= Linda Hayes (singer) =

American singer (1923–1998)

Linda Hayes (born Bertha Lulu Williams, December 10, 1923 - May 26, 1998) was an American rhythm and blues singer.

==Biography==
She was born in Linden, New Jersey and was the sister of The Platters' lead singer, Tony Williams. The family moved to Hollywood, California. In the early 1950s she recorded two singles backed by the Red Callender Sextet, with Callender on (bass), Maxwell Davis (tenor sax), Floyd Turnham (baritone sax), Chico Hamilton (drums) and Monroe Tucker (piano). The first, "Yes! I Know" - an answer record to Willie Mabon's "I Don't Know" - entered the Billboard R&B chart on February 7, 1953 and reached No. 2 while the second single, "What's It to You, Jack"/"Atomic Baby" was recorded in spring 1953. She had a second hit when "Take Me Back" reached No. 10 on the R&B chart in 1954.

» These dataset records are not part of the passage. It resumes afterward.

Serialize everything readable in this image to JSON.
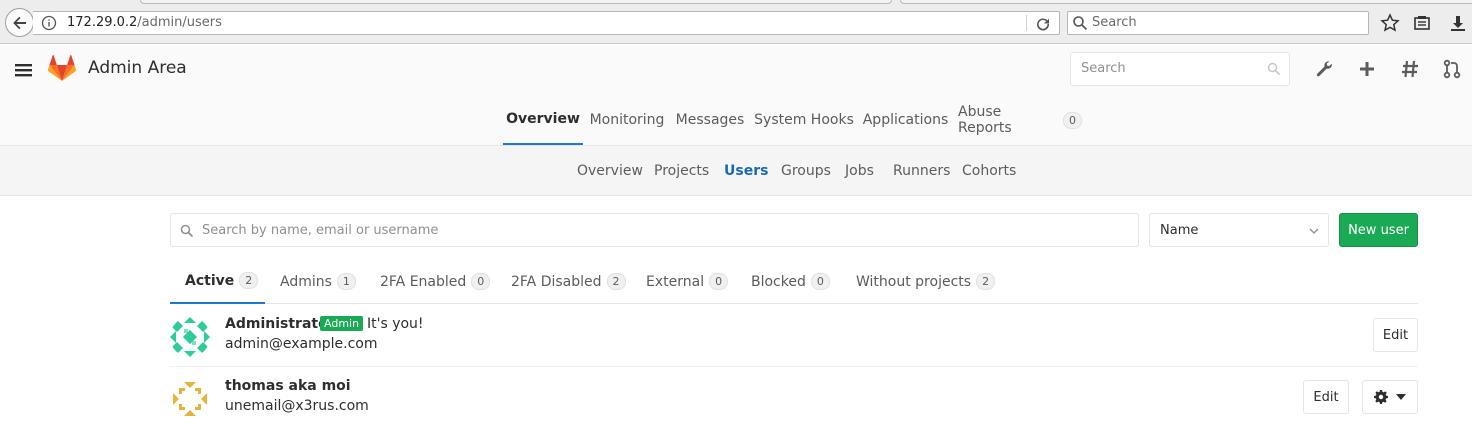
{
  "browser": {
    "url_host": "172.29.0.2",
    "url_path": "/admin/users",
    "search_placeholder": "Search"
  },
  "header": {
    "title": "Admin Area",
    "search_placeholder": "Search",
    "brand_color": "#fc6d26"
  },
  "top_nav": {
    "items": [
      {
        "label": "Overview",
        "active": true
      },
      {
        "label": "Monitoring"
      },
      {
        "label": "Messages"
      },
      {
        "label": "System Hooks"
      },
      {
        "label": "Applications"
      },
      {
        "label": "Abuse Reports",
        "count": "0"
      }
    ]
  },
  "sub_nav": {
    "items": [
      {
        "label": "Overview"
      },
      {
        "label": "Projects"
      },
      {
        "label": "Users",
        "active": true
      },
      {
        "label": "Groups"
      },
      {
        "label": "Jobs"
      },
      {
        "label": "Runners"
      },
      {
        "label": "Cohorts"
      }
    ]
  },
  "users_page": {
    "search_placeholder": "Search by name, email or username",
    "sort_value": "Name",
    "new_user_label": "New user",
    "filter_tabs": [
      {
        "label": "Active",
        "count": "2",
        "active": true
      },
      {
        "label": "Admins",
        "count": "1"
      },
      {
        "label": "2FA Enabled",
        "count": "0"
      },
      {
        "label": "2FA Disabled",
        "count": "2"
      },
      {
        "label": "External",
        "count": "0"
      },
      {
        "label": "Blocked",
        "count": "0"
      },
      {
        "label": "Without projects",
        "count": "2"
      }
    ],
    "users": [
      {
        "name": "Administrator",
        "badge": "Admin",
        "note": "It's you!",
        "email": "admin@example.com",
        "edit_label": "Edit"
      },
      {
        "name": "thomas aka moi",
        "email": "unemail@x3rus.com",
        "edit_label": "Edit"
      }
    ]
  }
}
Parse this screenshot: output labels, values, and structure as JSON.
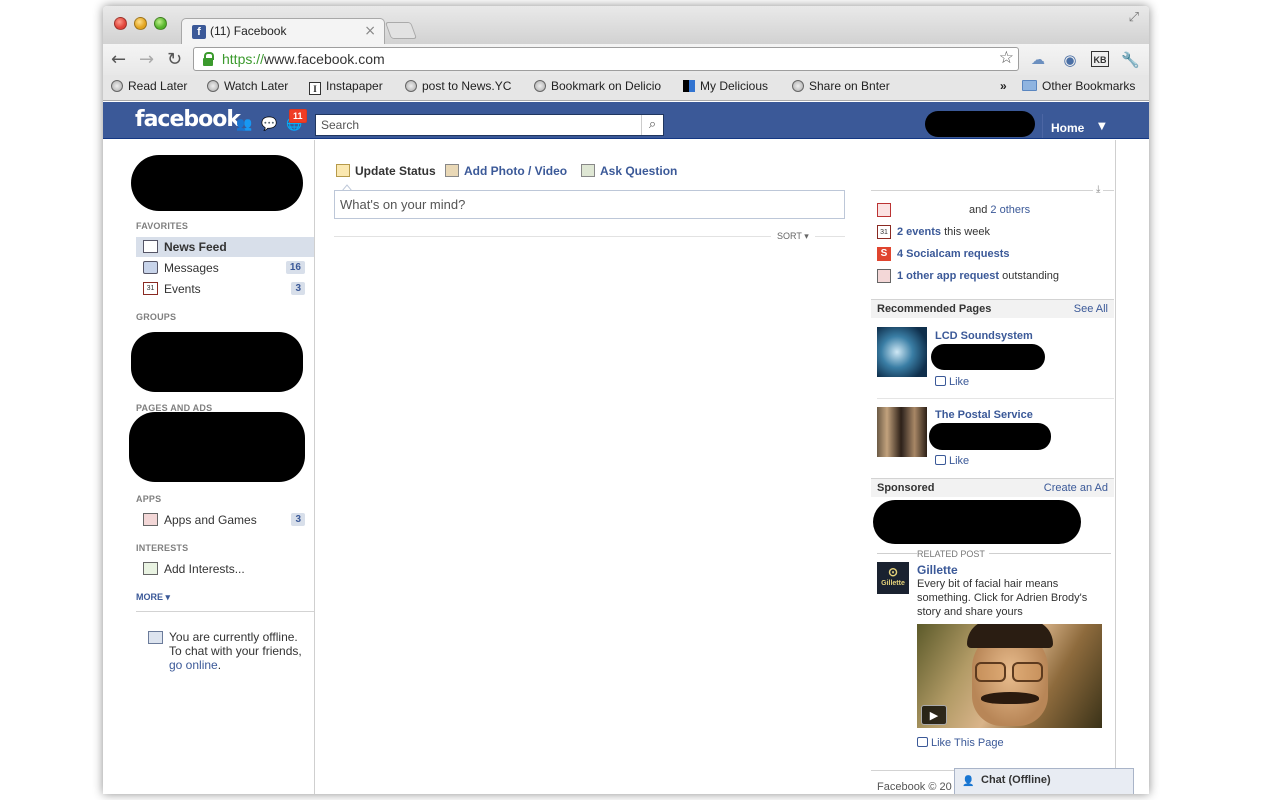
{
  "browser": {
    "tab_title": "(11) Facebook",
    "url_scheme": "https://",
    "url_rest": "www.facebook.com",
    "bookmarks": [
      {
        "label": "Read Later",
        "icon": "globe-icon"
      },
      {
        "label": "Watch Later",
        "icon": "globe-icon"
      },
      {
        "label": "Instapaper",
        "icon": "instapaper-icon"
      },
      {
        "label": "post to News.YC",
        "icon": "globe-icon"
      },
      {
        "label": "Bookmark on Delicio",
        "icon": "globe-icon"
      },
      {
        "label": "My Delicious",
        "icon": "delicious-icon"
      },
      {
        "label": "Share on Bnter",
        "icon": "globe-icon"
      }
    ],
    "overflow_label": "»",
    "other_bookmarks": "Other Bookmarks",
    "ext_kb_label": "KB"
  },
  "fb": {
    "logo": "facebook",
    "notification_count": "11",
    "search_placeholder": "Search",
    "home_label": "Home"
  },
  "left": {
    "favorites_head": "FAVORITES",
    "favorites": [
      {
        "label": "News Feed",
        "count": ""
      },
      {
        "label": "Messages",
        "count": "16"
      },
      {
        "label": "Events",
        "count": "3"
      }
    ],
    "groups_head": "GROUPS",
    "pages_head": "PAGES AND ADS",
    "apps_head": "APPS",
    "apps": [
      {
        "label": "Apps and Games",
        "count": "3"
      }
    ],
    "interests_head": "INTERESTS",
    "interests": [
      {
        "label": "Add Interests..."
      }
    ],
    "more_label": "MORE",
    "offline_text": "You are currently offline. To chat with your friends, ",
    "offline_link": "go online",
    "offline_end": "."
  },
  "center": {
    "tabs": [
      "Update Status",
      "Add Photo / Video",
      "Ask Question"
    ],
    "mind_placeholder": "What's on your mind?",
    "sort_label": "SORT"
  },
  "right": {
    "birthday_prefix": "and ",
    "birthday_link": "2 others",
    "events_link": "2 events",
    "events_suffix": " this week",
    "socialcam_link": "4 Socialcam requests",
    "apprequest_link": "1 other app request",
    "apprequest_suffix": " outstanding",
    "recommended_head": "Recommended Pages",
    "see_all": "See All",
    "pages": [
      {
        "name": "LCD Soundsystem",
        "like": "Like"
      },
      {
        "name": "The Postal Service",
        "like": "Like"
      }
    ],
    "sponsored_head": "Sponsored",
    "create_ad": "Create an Ad",
    "related_post": "RELATED POST",
    "ad_logo_text": "Gillette",
    "ad_title": "Gillette",
    "ad_text": "Every bit of facial hair means something. Click for Adrien Brody's story and share yours",
    "like_page": "Like This Page",
    "footer": "Facebook © 20"
  },
  "chat": {
    "label": "Chat (Offline)"
  },
  "colors": {
    "fb_blue": "#3b5998",
    "badge_red": "#f03d25",
    "selected_bg": "#d8dfea"
  }
}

In late 1954 and early 1955 she recorded a series of singles for King Records with The Platters accompanying her. She was also backed by Big Jim Wynn's Band. In the mid-1950s she headed the billing of the Hollywood Records Revue, which included Roy Brown, Johnny "Guitar" Watson, and the Tommy Jones Orchestra. She recorded in 1956 with the Earle Warren Orchestra and in 1959 with the Ray Scott Band.

She died in 1998 in Atlanta, Georgia, at the age of 74.